De l’inégalité parmi les savants
On sait que l’université et la recherche française sont en ébullition depuis deux mois, après la publication de rapports sur la nouvelle loi d’aménagement de la recherche en préparation dite LPPR (et en vote ce printemps), et surtout les déclarations subséquentes d’Emmanuel Macron et du PDG du CNRS Antoine Petit au sujet de la nécessité d’une « loi inégalitaire » dans la recherche.

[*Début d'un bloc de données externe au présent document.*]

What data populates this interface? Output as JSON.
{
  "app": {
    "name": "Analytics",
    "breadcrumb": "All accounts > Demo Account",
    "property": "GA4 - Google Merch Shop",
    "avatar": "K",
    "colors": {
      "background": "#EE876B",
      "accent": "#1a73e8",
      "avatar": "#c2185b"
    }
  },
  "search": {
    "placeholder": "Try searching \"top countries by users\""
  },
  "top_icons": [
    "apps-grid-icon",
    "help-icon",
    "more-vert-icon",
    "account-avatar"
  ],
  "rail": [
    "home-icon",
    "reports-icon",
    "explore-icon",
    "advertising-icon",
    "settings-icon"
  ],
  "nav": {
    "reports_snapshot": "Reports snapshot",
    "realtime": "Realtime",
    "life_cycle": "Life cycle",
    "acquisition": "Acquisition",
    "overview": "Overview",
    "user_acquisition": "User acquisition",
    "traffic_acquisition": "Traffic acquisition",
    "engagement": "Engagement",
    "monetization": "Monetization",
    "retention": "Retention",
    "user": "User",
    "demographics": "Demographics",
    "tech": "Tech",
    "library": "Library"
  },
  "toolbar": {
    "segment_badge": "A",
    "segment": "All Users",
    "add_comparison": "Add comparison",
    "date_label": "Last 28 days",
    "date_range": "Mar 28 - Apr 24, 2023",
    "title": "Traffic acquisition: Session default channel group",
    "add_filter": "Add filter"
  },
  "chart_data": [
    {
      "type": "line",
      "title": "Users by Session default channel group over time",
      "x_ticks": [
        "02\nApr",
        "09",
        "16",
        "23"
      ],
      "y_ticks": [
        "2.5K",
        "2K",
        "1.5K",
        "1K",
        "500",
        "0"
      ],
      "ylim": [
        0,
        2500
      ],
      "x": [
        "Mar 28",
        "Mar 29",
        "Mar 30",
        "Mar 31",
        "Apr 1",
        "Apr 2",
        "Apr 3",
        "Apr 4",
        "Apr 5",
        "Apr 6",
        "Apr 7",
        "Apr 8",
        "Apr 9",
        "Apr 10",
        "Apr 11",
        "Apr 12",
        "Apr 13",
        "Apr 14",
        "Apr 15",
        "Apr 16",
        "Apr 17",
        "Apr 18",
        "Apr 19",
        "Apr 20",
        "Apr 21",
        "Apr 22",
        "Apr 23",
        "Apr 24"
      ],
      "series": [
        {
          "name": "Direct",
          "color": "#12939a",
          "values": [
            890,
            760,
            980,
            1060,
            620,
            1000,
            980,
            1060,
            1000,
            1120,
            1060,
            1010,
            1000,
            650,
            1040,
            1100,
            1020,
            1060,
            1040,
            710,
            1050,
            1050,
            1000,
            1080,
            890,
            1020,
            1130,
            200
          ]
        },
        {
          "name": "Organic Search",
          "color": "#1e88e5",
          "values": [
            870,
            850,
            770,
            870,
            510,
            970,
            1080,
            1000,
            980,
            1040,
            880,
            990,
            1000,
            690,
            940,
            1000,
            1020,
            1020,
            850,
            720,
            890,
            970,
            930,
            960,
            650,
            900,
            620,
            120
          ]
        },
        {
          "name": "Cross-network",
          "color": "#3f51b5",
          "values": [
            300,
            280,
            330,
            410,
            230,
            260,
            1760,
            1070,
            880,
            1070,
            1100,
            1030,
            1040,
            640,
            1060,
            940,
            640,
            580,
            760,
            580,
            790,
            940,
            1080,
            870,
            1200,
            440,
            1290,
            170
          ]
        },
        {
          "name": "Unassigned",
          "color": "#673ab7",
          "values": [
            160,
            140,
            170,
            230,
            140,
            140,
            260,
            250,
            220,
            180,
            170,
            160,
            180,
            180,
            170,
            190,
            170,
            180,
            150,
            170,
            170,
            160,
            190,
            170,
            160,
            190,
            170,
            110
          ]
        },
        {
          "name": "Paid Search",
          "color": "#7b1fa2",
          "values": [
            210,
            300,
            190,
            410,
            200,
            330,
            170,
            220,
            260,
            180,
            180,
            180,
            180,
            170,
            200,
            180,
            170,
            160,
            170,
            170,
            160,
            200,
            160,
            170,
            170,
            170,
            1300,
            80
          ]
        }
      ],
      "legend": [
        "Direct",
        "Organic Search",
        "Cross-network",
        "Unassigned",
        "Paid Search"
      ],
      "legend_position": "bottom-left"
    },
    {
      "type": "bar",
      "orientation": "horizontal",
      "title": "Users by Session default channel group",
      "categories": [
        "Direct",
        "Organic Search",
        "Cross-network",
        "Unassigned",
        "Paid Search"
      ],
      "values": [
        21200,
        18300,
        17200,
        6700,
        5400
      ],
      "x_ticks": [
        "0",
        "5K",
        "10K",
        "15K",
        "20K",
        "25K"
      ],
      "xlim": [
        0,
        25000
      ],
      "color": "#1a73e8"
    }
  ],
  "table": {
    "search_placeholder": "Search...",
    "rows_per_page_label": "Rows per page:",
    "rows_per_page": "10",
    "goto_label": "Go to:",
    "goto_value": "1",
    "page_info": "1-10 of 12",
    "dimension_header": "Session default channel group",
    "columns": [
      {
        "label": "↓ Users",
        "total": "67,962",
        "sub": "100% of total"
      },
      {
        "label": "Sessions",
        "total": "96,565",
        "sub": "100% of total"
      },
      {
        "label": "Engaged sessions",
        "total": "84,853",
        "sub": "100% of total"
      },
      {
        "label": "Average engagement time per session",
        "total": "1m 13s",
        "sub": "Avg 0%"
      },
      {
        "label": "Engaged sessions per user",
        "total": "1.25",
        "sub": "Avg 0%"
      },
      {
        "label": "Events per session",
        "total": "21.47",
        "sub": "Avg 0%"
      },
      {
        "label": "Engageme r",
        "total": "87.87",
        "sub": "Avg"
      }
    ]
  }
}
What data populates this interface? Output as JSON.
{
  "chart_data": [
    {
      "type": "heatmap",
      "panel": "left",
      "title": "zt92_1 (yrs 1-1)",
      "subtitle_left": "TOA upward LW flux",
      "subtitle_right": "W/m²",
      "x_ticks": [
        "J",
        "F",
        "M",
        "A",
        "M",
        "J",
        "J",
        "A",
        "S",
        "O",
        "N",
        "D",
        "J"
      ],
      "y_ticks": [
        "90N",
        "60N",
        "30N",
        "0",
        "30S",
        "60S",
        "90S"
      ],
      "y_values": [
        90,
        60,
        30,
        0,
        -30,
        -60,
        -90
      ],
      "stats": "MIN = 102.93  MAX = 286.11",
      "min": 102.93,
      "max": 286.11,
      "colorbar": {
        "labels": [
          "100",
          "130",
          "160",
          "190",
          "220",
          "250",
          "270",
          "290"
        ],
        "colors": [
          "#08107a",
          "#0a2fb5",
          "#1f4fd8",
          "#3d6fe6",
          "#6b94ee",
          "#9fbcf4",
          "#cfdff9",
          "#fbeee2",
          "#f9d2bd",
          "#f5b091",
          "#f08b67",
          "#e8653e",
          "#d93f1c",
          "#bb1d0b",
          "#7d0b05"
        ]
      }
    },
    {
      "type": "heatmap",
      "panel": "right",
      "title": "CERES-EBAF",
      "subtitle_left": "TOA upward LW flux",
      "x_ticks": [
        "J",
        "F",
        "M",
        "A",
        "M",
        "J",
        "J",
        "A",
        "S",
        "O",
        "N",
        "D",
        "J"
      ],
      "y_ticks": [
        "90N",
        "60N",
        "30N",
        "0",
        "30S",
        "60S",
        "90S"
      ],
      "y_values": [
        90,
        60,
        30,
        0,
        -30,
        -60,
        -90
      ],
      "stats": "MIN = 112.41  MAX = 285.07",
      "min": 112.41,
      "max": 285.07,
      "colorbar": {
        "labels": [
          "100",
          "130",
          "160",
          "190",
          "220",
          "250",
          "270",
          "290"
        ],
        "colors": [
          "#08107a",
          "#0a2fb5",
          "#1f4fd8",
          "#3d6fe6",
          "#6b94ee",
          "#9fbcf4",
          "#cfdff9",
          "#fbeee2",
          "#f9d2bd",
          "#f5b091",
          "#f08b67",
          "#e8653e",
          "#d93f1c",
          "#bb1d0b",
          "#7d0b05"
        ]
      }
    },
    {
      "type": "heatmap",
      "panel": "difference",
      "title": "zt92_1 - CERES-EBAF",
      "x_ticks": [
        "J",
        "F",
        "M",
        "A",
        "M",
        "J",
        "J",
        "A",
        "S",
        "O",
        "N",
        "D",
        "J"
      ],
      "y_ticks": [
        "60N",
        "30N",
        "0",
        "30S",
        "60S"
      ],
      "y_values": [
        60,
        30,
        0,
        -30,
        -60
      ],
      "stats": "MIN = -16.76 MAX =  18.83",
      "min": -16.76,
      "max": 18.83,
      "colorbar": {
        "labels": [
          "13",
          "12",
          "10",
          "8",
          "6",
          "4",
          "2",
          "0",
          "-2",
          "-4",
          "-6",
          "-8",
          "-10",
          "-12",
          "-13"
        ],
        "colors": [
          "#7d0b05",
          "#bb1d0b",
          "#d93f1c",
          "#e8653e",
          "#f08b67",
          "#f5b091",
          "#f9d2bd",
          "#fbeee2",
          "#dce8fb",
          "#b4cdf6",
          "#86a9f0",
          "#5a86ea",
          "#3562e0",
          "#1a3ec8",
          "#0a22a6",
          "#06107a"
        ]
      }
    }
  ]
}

Pétitions, tribunes et actions symboliques plus ou moins inédites – comme une candidature de 500 personnes à l’agence nationale de l’évaluation de l’ESR – se sont succédées régulièrement depuis le 1er décembre. Contraint de dissiper des malentendus et de se défendre d’accusations plus ou moins graves dont celle de « darwinisme social », Antoine Petit a livré dans un entretien certains éléments essentiels de cette pensée du management qui entend réformer ou dynamiser la recherche et l’université (ESR pour les intimes). Il s’agit pour moi ici de déplier, à partir d’une réflexion sur une telle invocation de l’inégalité, la contradiction fondamentale entre le management dominant du monde universitaire et la nature de la recherche scientifique[1].
Car le terme clé, ici, est bien « inégalitaire ». Antoine Petit a raison d’y revenir, c’est bien là qu’est l’enjeu majeur de cette contestation. Bien entendu, notre PDG revendique pour lui l’éclat du bon sens, en multipliant les métaphores sportives. La recherche, comme le sport de haut niveau, est évidemment inégalitaire, dit-il. Au tennis, au football en effet certains gagnent et d’autres perdent, donc tout le monde ne gagne pas – on n’y est plus égal à l’issue d’une épreuve ou d’un tournoi, vous savez bien : au contraire on crée de l’inégalité par les matches. Les scientifiques, eux, envoient leurs articles à des revues académiques – c’est la base du métier –, et certains sont publiés, d’autres pas.
L’apparente évidence des propos d’Antoine Petit cache un sophisme majeur qu’il est crucial de déconstruire.